Seri, semplici e con piedi ben piantati in terra, ma capaci di ‘volare alto’: ecco la ‘cifra’ comune dei giovani della nostra regione che hanno saputo mettersi sulla strada del successo

Ragazzi d’oro: quando il sogno diventa realtà

E’ vero, qui da noi le prospettive per i ragazzi e i giovani non sono rosee. Fanno fatica a trovare non solo un lavoro, ma anche un speranza da coltivare, disillusi come sono. Eppure, nella nostra regione non mancano gli esempi di senso contrario. Ci sono diverse persone che, nonostante le oggettive difficoltà dovute al periodo di crisi, sono riuscite a tagliare importanti traguardi. Chi nello sport, primo tra tutti il portiere dell’Udinese Simone Scuffet, chi nel mondo dello spettacolo, chi, ancora, in quello della ricerca.

Una marcia in più
Si tratta di persone da una parte eccezionali, dall’altra normali.
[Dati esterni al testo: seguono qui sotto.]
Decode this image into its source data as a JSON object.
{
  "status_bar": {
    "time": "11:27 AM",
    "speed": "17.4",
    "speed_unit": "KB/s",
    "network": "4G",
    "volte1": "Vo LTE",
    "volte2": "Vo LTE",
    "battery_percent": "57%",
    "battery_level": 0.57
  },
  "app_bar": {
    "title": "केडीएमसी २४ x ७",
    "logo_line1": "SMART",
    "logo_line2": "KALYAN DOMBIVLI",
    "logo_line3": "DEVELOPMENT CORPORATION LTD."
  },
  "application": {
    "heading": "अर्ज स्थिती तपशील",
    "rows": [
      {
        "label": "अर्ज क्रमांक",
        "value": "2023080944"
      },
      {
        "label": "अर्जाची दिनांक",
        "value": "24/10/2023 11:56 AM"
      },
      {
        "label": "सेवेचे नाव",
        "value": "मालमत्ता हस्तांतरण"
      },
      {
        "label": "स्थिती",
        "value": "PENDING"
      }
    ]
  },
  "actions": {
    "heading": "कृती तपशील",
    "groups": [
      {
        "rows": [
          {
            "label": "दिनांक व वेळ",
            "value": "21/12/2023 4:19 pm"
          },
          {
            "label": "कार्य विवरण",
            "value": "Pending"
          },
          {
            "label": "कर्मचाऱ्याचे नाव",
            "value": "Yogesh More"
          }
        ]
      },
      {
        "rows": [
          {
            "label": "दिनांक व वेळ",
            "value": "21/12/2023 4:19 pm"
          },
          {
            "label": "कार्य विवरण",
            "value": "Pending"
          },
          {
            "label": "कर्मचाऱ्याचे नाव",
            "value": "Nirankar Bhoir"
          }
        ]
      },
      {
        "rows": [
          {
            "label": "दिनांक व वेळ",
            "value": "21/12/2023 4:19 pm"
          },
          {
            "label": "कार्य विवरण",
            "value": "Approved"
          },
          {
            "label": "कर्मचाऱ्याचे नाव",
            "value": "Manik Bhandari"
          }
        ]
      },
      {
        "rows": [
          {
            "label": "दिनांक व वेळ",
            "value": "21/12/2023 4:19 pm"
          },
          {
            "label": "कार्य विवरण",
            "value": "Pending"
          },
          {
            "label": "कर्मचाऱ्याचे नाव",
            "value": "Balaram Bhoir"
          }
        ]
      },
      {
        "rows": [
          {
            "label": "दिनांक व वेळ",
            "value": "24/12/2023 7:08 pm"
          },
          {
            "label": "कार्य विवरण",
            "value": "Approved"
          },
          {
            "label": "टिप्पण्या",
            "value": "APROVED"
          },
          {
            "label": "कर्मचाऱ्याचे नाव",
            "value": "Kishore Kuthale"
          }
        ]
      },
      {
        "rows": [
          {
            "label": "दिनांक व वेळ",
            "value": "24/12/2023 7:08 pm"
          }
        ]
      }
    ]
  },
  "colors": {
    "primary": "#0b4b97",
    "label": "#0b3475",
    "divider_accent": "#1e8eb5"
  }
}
Già, perché si tratta di uomini e donne che hanno saputo seguire i propri sogni e, grazie alle proprie capacità, hanno cominciato a realizzarli. Oltre a questa ‘marcia in più’, altre cifre li accomunano: serietà, semplicità e piedi ben piantati in terra. Anche quelli che stanno dedicando la propria vita al volo, come Luca Bertossio  (acrobazie in aliante) e Nicole Fedele (parapendio), ai quali aggiungiamo il trentenne gemonese Suan Selenati, campione d’Europa a Squadre di deltaplano nel 2012. I più giovani, poi, possono contare su una famiglia che, oltre ad averli ben educati, non permette alle lusinghe del successo di sviare i propri figli. Prima di tutto, sembrano sottointendere i genitori, questi ragazzi devono diventare uomini e donne. Il resto va in secondo piano.
Tra tutti i giovani che avremmo potuto scegliere - e ce ne sono, anche se, da buoni friulani, non sempre si fanno notare - abbiamo raccontato 10 esempi (in realtà sono 11, visto che abbiamo messo assieme Carlo Zoratti ed Enea Gabino) di giovani tra i 16 e i 30 anni. Con la speranza che le loro storie possano essere di esempio per i loro coetanei che, spesso, non riescono a trovare la propria strada.

Gabriele Cirulli, 19 anni - Quel gioco è una potenza... di 2!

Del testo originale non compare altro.